Sunday, January 27, 2013

Bifurcation? Is that the new Furby?


                I promised in an earlier post that I would not say another word about the new proposed anchoring Rule until there was actually news to report.  So I won’t.  I will, however, discuss the issue of bifurcation.  For those of you who don’t follow golf news on an hourly basis like myself, bifurcation the term being used for having two separate Rules of Golf.  The PGA of America President Ted Bishop is vehemently arguing in favor of two sets of Rules, one for amateurs and one for professionals, in order to avoid alienating new and aging golfers with the new anchoring ban.  This article will go over the pluses and minuses of bifurcation, hopefully with as little bias as possible.  However, since I do have an opinion on the subject, I will tell you that straightforward before reading the analysis.

                I am against bifurcation as it is being described.  The Rules of Golf should be one and the same for everybody.  That is part of what makes this game more special than other professional sports.  With that said, I want it noted that we already have a form of semi-bifurcation in place with the groove specifications Condition.  Currently, professionals are limited to the groove specifications put forth by the Condition of Competition effective January 1, 2010.  Amateurs, including amateurs in USGA championships, are not bound by this unless they attempt to qualify for or play in those professional events.  It is currently a recommendation that regional golf associations adopt the Condition of Competition no later than 2014.  The USGA will adopt it for their amateur competitions no later than 2014.  It will not be until at least 2024, however, that the new groove specifications will officially be part of the Rules of Golf.  For 14 years, we have different Rules for professionals and amateurs except when amateur tournaments adopt the Condition of Competition.  I’m surprised this hasn’t been brought up before.

                And I make my judgment based on that.  I have colleagues who disagree with this, but I propose introducing a Condition of Competition for the anchoring ban.  If the USGA and R&A so badly want the Rule in effect, let them do it for their own championships first.  At least that way, the new Rule won’t alienate new players who are just trying to find a way to play the game comfortably.

                Another option would be to introduce an Exception to the new 14-1b – a medical exception.  We see this kind of medical exception for Rule 14-3, why not in this case?  Tim Clark and most seniors would be exempt under the Exception and the ruling bodies would still get their way as far as how a stroke should be made by those who are physically able to do so.  I’m not as much in favor of this option, but it’s better than nothing.

                In the end, I am a PGA Professional with my allegiance to the game of Golf.  For 22 of my 28 years, this game has been a part of my life.  For 20 of those years I have been a competitor.  For 12 of those years I have been an employee and for 6 of those years I have been a professional.  I do not agree with my organization’s President and the brinksmanship he is using against the new Rule, even if I do agree with some of his points.  What’s best for this game is for everyone to work together to solve the real underlying issues:  the game takes too long, it is too expensive, it has not been considered welcoming to new golfers and there is a definite racial and gender gap that needs to be breached.  The turmoil surrounding bifurcation may bring attention to the game, but it is not bringing us together.  It is my profession; it is the majority of my life, my hobby and my passion.  It is also, just a game and games should be fun.

Bifurcation – The Good Side

·         Like College vs.
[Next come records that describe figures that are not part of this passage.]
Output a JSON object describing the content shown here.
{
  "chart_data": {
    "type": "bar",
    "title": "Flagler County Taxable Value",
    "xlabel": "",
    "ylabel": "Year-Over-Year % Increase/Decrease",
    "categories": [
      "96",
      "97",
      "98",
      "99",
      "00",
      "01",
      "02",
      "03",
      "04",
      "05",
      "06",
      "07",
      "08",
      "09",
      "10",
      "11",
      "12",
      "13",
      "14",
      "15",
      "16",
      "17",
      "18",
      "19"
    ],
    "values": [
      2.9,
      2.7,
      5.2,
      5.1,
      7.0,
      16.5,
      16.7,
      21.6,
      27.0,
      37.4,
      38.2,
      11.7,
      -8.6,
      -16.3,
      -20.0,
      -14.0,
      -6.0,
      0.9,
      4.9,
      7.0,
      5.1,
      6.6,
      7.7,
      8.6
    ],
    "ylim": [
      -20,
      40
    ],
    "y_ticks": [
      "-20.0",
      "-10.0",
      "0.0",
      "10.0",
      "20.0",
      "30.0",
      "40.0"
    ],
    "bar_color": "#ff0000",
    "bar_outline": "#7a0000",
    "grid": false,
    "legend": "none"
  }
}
Pro football, allows for a gradual increase in difficulty, with pros bound by the strictest Rules.

·         New golfers would not be turned away by the harsh nature of the Rules and their difficulty.  The focus could be on making the game easier and more fun to play.

·         Complete bifurcation would allow the Tours to remove Rules professionals have complained about that do not give players any advantage when breached. 
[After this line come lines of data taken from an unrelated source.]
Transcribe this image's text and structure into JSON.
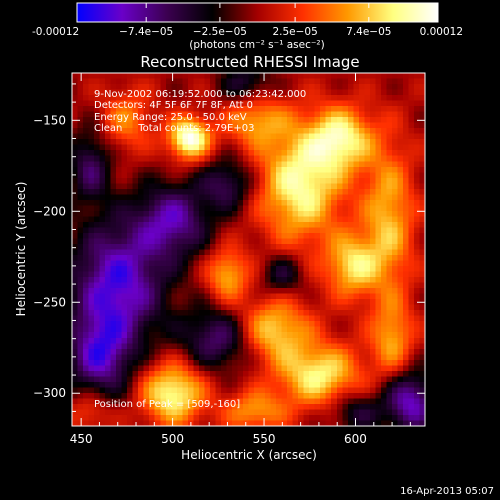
{
  "chart_data": {
    "type": "heatmap",
    "title": "Reconstructed RHESSI Image",
    "xlabel": "Heliocentric X (arcsec)",
    "ylabel": "Heliocentric Y (arcsec)",
    "xlim": [
      445,
      638
    ],
    "ylim": [
      -318,
      -124
    ],
    "xticks": [
      "450",
      "500",
      "550",
      "600"
    ],
    "xtick_values": [
      450,
      500,
      550,
      600
    ],
    "yticks": [
      "-150",
      "-200",
      "-250",
      "-300"
    ],
    "ytick_values": [
      -150,
      -200,
      -250,
      -300
    ],
    "colorbar": {
      "range": [
        -0.00012,
        0.00012
      ],
      "ticks": [
        "-0.00012",
        "−7.4e−05",
        "−2.5e−05",
        "2.5e−05",
        "7.4e−05",
        "0.00012"
      ],
      "tick_values": [
        -0.00012,
        -7.4e-05,
        -2.5e-05,
        2.5e-05,
        7.4e-05,
        0.00012
      ],
      "units": "(photons cm⁻² s⁻¹ asec⁻²)",
      "colormap": [
        "#0000ff",
        "#6a00c8",
        "#3b0050",
        "#000000",
        "#a40000",
        "#ff3000",
        "#ff9900",
        "#ffff80",
        "#ffffff"
      ]
    },
    "annotations": {
      "time_range": "9-Nov-2002 06:19:52.000 to 06:23:42.000",
      "detectors": "Detectors: 4F 5F 6F 7F 8F, Att 0",
      "energy": "Energy Range: 25.0 - 50.0 keV",
      "clean": "Clean     Total counts: 2.79E+03",
      "peak": "Position of Peak = [509,-160]"
    },
    "blobs": [
      {
        "x": 509,
        "y": -160,
        "value": 0.00012,
        "sx": 8,
        "sy": 8
      },
      {
        "x": 570,
        "y": -185,
        "value": 0.0001,
        "sx": 16,
        "sy": 22
      },
      {
        "x": 592,
        "y": -160,
        "value": 9e-05,
        "sx": 12,
        "sy": 12
      },
      {
        "x": 598,
        "y": -230,
        "value": 8e-05,
        "sx": 10,
        "sy": 12
      },
      {
        "x": 618,
        "y": -205,
        "value": 7e-05,
        "sx": 10,
        "sy": 30
      },
      {
        "x": 500,
        "y": -300,
        "value": 0.0001,
        "sx": 12,
        "sy": 12
      },
      {
        "x": 555,
        "y": -265,
        "value": 8e-05,
        "sx": 14,
        "sy": 12
      },
      {
        "x": 580,
        "y": -290,
        "value": 9e-05,
        "sx": 16,
        "sy": 12
      },
      {
        "x": 545,
        "y": -310,
        "value": 6e-05,
        "sx": 12,
        "sy": 8
      },
      {
        "x": 620,
        "y": -270,
        "value": 6e-05,
        "sx": 8,
        "sy": 14
      },
      {
        "x": 475,
        "y": -150,
        "value": 5e-05,
        "sx": 10,
        "sy": 12
      },
      {
        "x": 545,
        "y": -150,
        "value": 6e-05,
        "sx": 12,
        "sy": 10
      },
      {
        "x": 530,
        "y": -235,
        "value": 7e-05,
        "sx": 8,
        "sy": 10
      },
      {
        "x": 455,
        "y": -310,
        "value": 4e-05,
        "sx": 8,
        "sy": 8
      },
      {
        "x": 470,
        "y": -240,
        "value": -0.0001,
        "sx": 18,
        "sy": 24
      },
      {
        "x": 500,
        "y": -205,
        "value": -8e-05,
        "sx": 14,
        "sy": 14
      },
      {
        "x": 530,
        "y": -185,
        "value": -6e-05,
        "sx": 10,
        "sy": 10
      },
      {
        "x": 525,
        "y": -270,
        "value": -7e-05,
        "sx": 14,
        "sy": 12
      },
      {
        "x": 630,
        "y": -305,
        "value": -9e-05,
        "sx": 10,
        "sy": 12
      },
      {
        "x": 460,
        "y": -280,
        "value": -8e-05,
        "sx": 12,
        "sy": 16
      },
      {
        "x": 540,
        "y": -130,
        "value": -5e-05,
        "sx": 10,
        "sy": 8
      },
      {
        "x": 600,
        "y": -310,
        "value": -5e-05,
        "sx": 10,
        "sy": 8
      },
      {
        "x": 560,
        "y": -235,
        "value": -5e-05,
        "sx": 8,
        "sy": 8
      },
      {
        "x": 455,
        "y": -175,
        "value": -6e-05,
        "sx": 8,
        "sy": 14
      }
    ]
  },
  "footer": {
    "timestamp": "16-Apr-2013 05:07"
  }
}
·         Potentially, bifurcated Rules could be simplified to seem more welcoming for amateur golfers

 

Bifurcation – The Down Side

·         A game that has been governed by the same set of Rules for nearly 260 years would be split in two.

·         Potentially, different professional championships could be played by different sets of Rules (i.e. US Open and Open Championship would obviously be governed by the USGA/R&A Rules of Golf, with the PGA Championship and PGA Tour using “Tour Rules").

·         In efforts to appease some professionals, professional Rules could actually become simpler than amateur Rules, further alienating new golfers from an already complicated game.

·         The USGA and R & A, organizations that believe it or not, have the game’s best interests at heart, would have some of their influence diluted.  That influence is part of what allows them to implement youth and educational programs throughout the country.

Like any divisive issue, there are far more points that could be made by either side.  Tim Finchem’s comments this week and PGA President Ted Bishop’s fiery remarks make bifurcation seem far more likely than it may actually be.  Only time will tell.